Dear SPCO Board Members,
I am writing to thank you for your service to the SPCO and the community. As a thirty-year SPCO patron, I am also writing to express concern at the recent contract negotiations as described in Evelina Chao’s Pioneer Press article.
In previous generations, orchestra boards and managers focused on building something great: a vibrant, strong orchestra that would endure beyond the present era and leave a legacy to enrich the community. This was true even during economic times much graver than ours. Sadly, your focus now is on dismantling the orchestral greatness that previous generations have built.
Your job is to protect and to serve the orchestra. I believe you fully capable of doing that. With the talent, ingenuity, and experience represented on the current SPCO board, you are more than able to steer this outstanding orchestra into financial stability and even higher level artistic excellence.
Surely, this current budget issue is a solvable problem. Surely, you are capable of solving it without making financial concessions where they never should be made–on the backs of the musicians (who have already extensively conceded personal salaries to help you meet budgets) and at the expense of this orchestra’s size and exceptional quality.
Many of the SPCO musicians could have chosen ensemble or solo careers in larger, highly competitive cities such as Berlin, New York, Vienna, etc. Yet they chose to work here, in your company, because they value the Midwest and living in the Twin Cities. How lucky we are to enjoy talent of such caliber right here in Minnesota! And these musicians, some of whom have dedicated their entire, multi-decade professional careers to the SPCO, deserve our community patronage and your best stewardship.
Please give them the best you’ve got.
If this orchestra’s quality and size are dismantled, the community will lose. I, and many other current and future orchestra patrons, will lose. These incredibly talented musicians will lose, after years of dedicated service, which is not what they deserve. And you will lose, too.
I don’t believe that you intend your legacy to be the destruction of a cultural treasure that took decades to build. Yet this will be the unfortunate byproduct of a misguided managerial decision. As business people, you are probably familiar with the Abilene Principle. It’s even more aptly described as the Abilene Paradox.
As you likely remember, the Abilene Paradox is enacted when a management group becomes entrenched in making a decision that is not the best decision. As more members of the group agree to the decision despite their reservations, the firmer it becomes. At a certain point, no one in the group dares say, “You know, actually, I think we should choose a different course.” Even though everyone in the management group has unspoken doubts, the suboptimal decision becomes policy and a defining condition of the company and employees.

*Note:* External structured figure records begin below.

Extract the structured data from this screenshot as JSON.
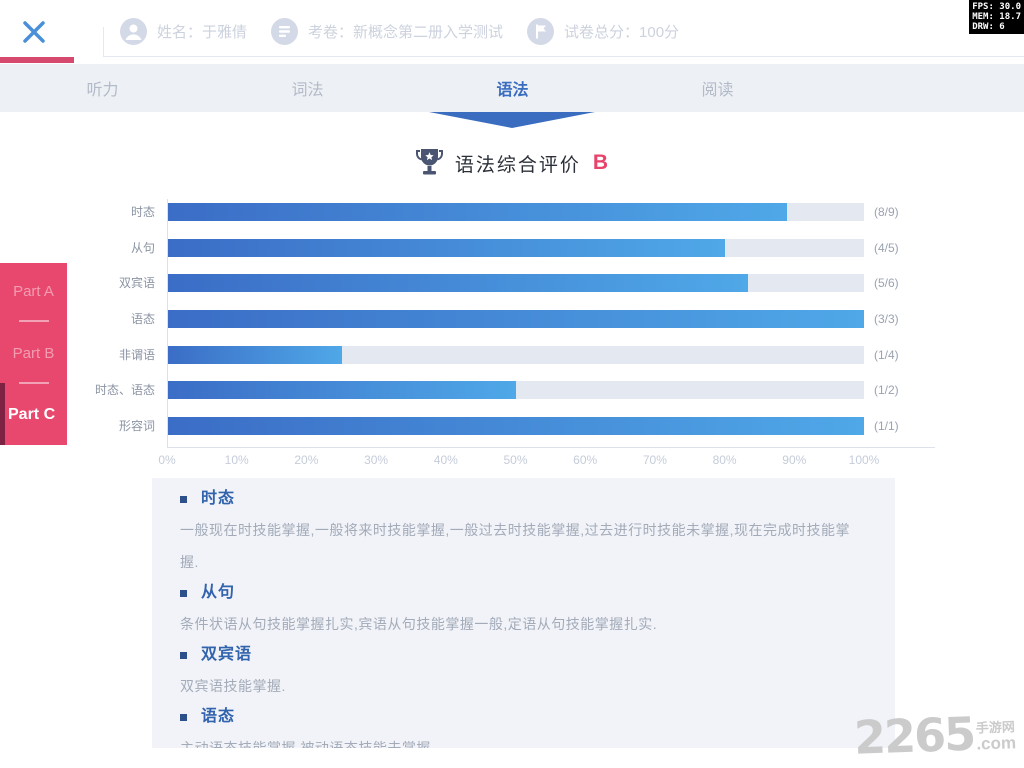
{
  "debug": {
    "fps": "FPS: 30.0",
    "mem": "MEM: 18.7",
    "drw": "DRW: 6"
  },
  "header": {
    "name_label": "姓名：于雅倩",
    "paper_label": "考卷：新概念第二册入学测试",
    "score_label": "试卷总分：100分"
  },
  "tabs": [
    {
      "label": "听力",
      "active": false
    },
    {
      "label": "词法",
      "active": false
    },
    {
      "label": "语法",
      "active": true
    },
    {
      "label": "阅读",
      "active": false
    }
  ],
  "sidebar": {
    "items": [
      {
        "label": "Part A",
        "active": false
      },
      {
        "label": "Part B",
        "active": false
      },
      {
        "label": "Part C",
        "active": true
      }
    ]
  },
  "title": {
    "text": "语法综合评价",
    "grade": "B"
  },
  "chart_data": {
    "type": "bar",
    "orientation": "horizontal",
    "title": "语法综合评价 B",
    "categories": [
      "时态",
      "从句",
      "双宾语",
      "语态",
      "非谓语",
      "时态、语态",
      "形容词"
    ],
    "values": [
      88.9,
      80,
      83.3,
      100,
      25,
      50,
      100
    ],
    "value_labels": [
      "(8/9)",
      "(4/5)",
      "(5/6)",
      "(3/3)",
      "(1/4)",
      "(1/2)",
      "(1/1)"
    ],
    "scores": [
      {
        "category": "时态",
        "correct": 8,
        "total": 9
      },
      {
        "category": "从句",
        "correct": 4,
        "total": 5
      },
      {
        "category": "双宾语",
        "correct": 5,
        "total": 6
      },
      {
        "category": "语态",
        "correct": 3,
        "total": 3
      },
      {
        "category": "非谓语",
        "correct": 1,
        "total": 4
      },
      {
        "category": "时态、语态",
        "correct": 1,
        "total": 2
      },
      {
        "category": "形容词",
        "correct": 1,
        "total": 1
      }
    ],
    "x_ticks": [
      "0%",
      "10%",
      "20%",
      "30%",
      "40%",
      "50%",
      "60%",
      "70%",
      "80%",
      "90%",
      "100%"
    ],
    "xlim": [
      0,
      100
    ],
    "grid": false,
    "legend": false,
    "bar_color_start": "#3b6dc6",
    "bar_color_end": "#4fa8e8",
    "track_color": "#e4e8f1"
  },
  "sections": [
    {
      "heading": "时态",
      "body": "一般现在时技能掌握,一般将来时技能掌握,一般过去时技能掌握,过去进行时技能未掌握,现在完成时技能掌握."
    },
    {
      "heading": "从句",
      "body": "条件状语从句技能掌握扎实,宾语从句技能掌握一般,定语从句技能掌握扎实."
    },
    {
      "heading": "双宾语",
      "body": "双宾语技能掌握."
    },
    {
      "heading": "语态",
      "body": "主动语态技能掌握,被动语态技能未掌握."
    }
  ],
  "watermark": {
    "big": "2265",
    "small_top": "手游网",
    "small_bottom": ".com"
  },
  "colors": {
    "accent_pink": "#e8486e",
    "accent_blue": "#3a6cc0",
    "tabbar_bg": "#edf0f5",
    "panel_bg": "#f1f3f8",
    "grade_color": "#e8436a",
    "sidebar_strip": "#7d2243"
  }
}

Thus the paradox: although the decision defies logic or reason, the management group chooses it, and everyone must live with the consequences.
You may recall instances of the Abilene Paradox in companies where you have worked. Perhaps you have even been part of a management group enacting such a paradox. It’s not a fun place to be. As the unwise decision is being made, one is often deeply uneasy. But that discomfort is nothing compared to the consequences one must deal with as a manager after making such a decision. The discomfort is only the beginning of what can be years of problems and regret.
Leaders make mistakes–it’s often how those in managerial roles learn. Mistakes need not be a big deal. They can be an opportunity to revise, rethink, replan, make things better for the company and the employees. But mistakes become catastrophic when they are endorsed and solidified into policy rather than stopped and questioned.
Please stop to question your current plan about the SPCO contract. You are endorsing a policy that does not make artistic or financial sense: if you strip the artistic quality of the orchestra, you will not be able to support future fundraising, and this will create a cycle of decreasing funds and diminished product. Some of you must be feeling concerns about this plan, or have doubted if this is really the best course. You are wise to have those doubts–listen to them.
You absolutely still can make this right. But you must speak out about finding a different way out of this challenge before it is too late.
The mark of truly great leaders is the ability to look at a suboptimal plan and say, “We explored this, and now we realize it is not the best option. Based on what we have learned, we are going to choose something better.” You still have the opportunity to be great leaders in this situation, to restore the orchestra’s trust and the community’s support, and to leave a legacy that would make you and the community proud.
Thank you again for your time, support, and service to the SPCO.